Sunday, May 8, 2016

Looking inward isn't always revealing. The overinterpretation of stuff.

I've so far avoided noting the death of an R&B star that occured recently.

That doesn't mean much, other than that it fits into a recent series of comments in which I noted that I wasn't going to gush over David Bowie and I was overawed by James Taylor, who received a medal from the President recently.

If I had commented, it would have been on how it all fits into a trend in which entertainers, who are justly celebrated for their entertainment accomplishments, are elevated into major cultural icons, when they ought not to be. And everyone jumps on the bandwagon and just gushes about it.

Unless, I guess, they're blues musicians.  Lonnie Mack recently died and I really did admire his music.  Blues and jazz musicians, however, don't become cultural icons.  They're just admired for their music.  You have to cross into pop in order for that to happen.

Anyhow, this didn't quite happen in the same way that it had with Bowie, oddly, in that the public lauding didn't cross into true fawning.  And that's a good thing. And therefore I would have let it pass.

But for a New York Times op ed.

Now, some person wrote a thoughtful NYT op ed about how they weren't joining in their generations mourning as they had no cultural reference. They blamed it on, from what I'd take it, having grown up in an Evangelical household where such music was eschewed, and therefore they had no frame of reference.

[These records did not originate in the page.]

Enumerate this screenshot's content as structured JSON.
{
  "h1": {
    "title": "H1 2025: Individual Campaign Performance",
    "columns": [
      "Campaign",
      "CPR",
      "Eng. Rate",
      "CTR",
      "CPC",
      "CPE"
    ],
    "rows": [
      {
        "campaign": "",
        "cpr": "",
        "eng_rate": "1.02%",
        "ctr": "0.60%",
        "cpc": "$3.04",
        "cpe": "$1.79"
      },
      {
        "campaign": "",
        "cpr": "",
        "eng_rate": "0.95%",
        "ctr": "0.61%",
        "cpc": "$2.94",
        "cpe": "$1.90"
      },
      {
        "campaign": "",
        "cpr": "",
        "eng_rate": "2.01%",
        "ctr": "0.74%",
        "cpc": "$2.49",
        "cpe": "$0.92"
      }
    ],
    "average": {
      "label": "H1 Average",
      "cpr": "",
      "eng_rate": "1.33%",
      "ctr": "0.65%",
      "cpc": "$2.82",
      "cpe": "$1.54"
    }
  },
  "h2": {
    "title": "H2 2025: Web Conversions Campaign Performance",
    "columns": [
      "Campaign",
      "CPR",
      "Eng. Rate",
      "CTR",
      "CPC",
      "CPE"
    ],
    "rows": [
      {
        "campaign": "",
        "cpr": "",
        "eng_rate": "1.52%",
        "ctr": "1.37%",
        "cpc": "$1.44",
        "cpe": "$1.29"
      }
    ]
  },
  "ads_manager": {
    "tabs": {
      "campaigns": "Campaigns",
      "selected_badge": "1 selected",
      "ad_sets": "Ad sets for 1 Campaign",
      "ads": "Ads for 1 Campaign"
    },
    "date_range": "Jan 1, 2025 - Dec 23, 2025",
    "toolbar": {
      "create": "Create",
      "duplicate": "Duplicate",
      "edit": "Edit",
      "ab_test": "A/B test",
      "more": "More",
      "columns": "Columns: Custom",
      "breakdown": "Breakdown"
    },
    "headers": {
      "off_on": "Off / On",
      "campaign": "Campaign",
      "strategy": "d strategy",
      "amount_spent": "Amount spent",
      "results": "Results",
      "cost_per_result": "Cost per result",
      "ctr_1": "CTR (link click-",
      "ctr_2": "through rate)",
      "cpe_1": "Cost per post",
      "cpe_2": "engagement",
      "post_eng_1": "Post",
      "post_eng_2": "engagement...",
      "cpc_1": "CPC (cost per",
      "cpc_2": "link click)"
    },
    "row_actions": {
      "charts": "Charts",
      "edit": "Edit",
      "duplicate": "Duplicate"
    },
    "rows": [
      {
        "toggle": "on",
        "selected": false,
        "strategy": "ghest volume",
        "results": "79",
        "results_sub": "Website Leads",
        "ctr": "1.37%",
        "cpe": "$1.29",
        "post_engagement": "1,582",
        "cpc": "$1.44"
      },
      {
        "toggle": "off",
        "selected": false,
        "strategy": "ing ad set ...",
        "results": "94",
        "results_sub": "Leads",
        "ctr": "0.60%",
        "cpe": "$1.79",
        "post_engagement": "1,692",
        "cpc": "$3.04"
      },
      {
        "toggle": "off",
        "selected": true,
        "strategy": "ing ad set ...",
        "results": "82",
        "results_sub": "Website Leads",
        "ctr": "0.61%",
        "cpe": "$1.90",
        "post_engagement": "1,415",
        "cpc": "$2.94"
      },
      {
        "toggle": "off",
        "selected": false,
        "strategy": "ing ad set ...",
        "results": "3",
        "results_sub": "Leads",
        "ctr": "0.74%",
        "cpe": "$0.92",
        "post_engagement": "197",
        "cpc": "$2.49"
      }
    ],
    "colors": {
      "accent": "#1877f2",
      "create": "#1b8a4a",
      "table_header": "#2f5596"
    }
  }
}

Well, perhaps it just me, but that strikes me as rather self indulgent.

I didn't grow up in an Evangelical household, I'm a Catholic, and I was allowed to listen to any music I wanted to.  And did. That's why I know about Lonnie Mack.  Living far from the epicenter of the blues, I picked that up, as well as a collection of guitar heroes of all types.   So, the recently departed R&B figure didn't impress me much.

That doesn't make him a bad entertainer by any means.  Rather, I reference that here as the idea that a person grew up in some sort of isolated environment and therefore is sadly missing out on the national mourning is, well, wrong.  Lots of people aren't wrapped up in it either.  It's a big country, with lots of musical tastes.  I guess the passing immediately prior of Merle Haggard proved that.

Today, I'd note, there's somebody in the local paper who is featured noting that they wish to be a delegate for Bernie Sanders, who took the Wyoming vote in the Democratic primary (but who only gets half the delegates.)  It's noted as the person claims that they grew up in a community in the Midwest that discouraged voting for religious reasons, and this young person (early 20s) only just voted for the first time.

Okay, maybe there is some culture in the Midwest somewhere that discourages people (women?) from voting or maybe discourages their women from voting, but I need to see some input on that.  In 2016?  I can't think that's many people and frankly it just strikes me the wrong way. I'm not saying that they're lying, but that has to be such an isolated instance that it's hardly even worth noting.  Who does that?  Do the Amish or something?  Explain that, darn it, if you are going to cite that.

Which gets me to the frequent heard "well I grew up (fill in religion here) and therefore I was deprived of (fill in whatever it is here) as a kids".  Most of these claims are absolute bunk.  

As noted above, I'm a Catholic raised by Catholics.  And yet I hear this sort of stuff by people all the time.   A lot of it is baloney.  "I went to Catholic school and then nuns whacked us with rulers".  Hmmm. . . maybe they did, but you must accordingly be over 100 years old, and only look 30 . . .   Most of that is a story.  Another one is "we ate fish all the time as I was raised in a Catholic house".  Oh, you look like you are 35 and this hasn't been a rule, for Fridays' since the 1960s. . . .

The guilt one is another good one.  "Catholic guilt" or "Jewish guilt"  I'll let those who are Jewish speak for themselves, but the Catholic guilt one is pure baloney.  Catholics, having the sacrament of Confession, are amongst the least likely people to run around burdened by a sense of guilt, if they are practicing.  Its' just flat out a baloney assertion. And in this day and age when there are a lot of people who run around with the concept that every single living human being in the western world is burdened by hideous psychological problems it's just goofy.

And self indulgent, frankly.

But then, we live in a self indulgent age.  Maybe we ought to get over ourselves a bit.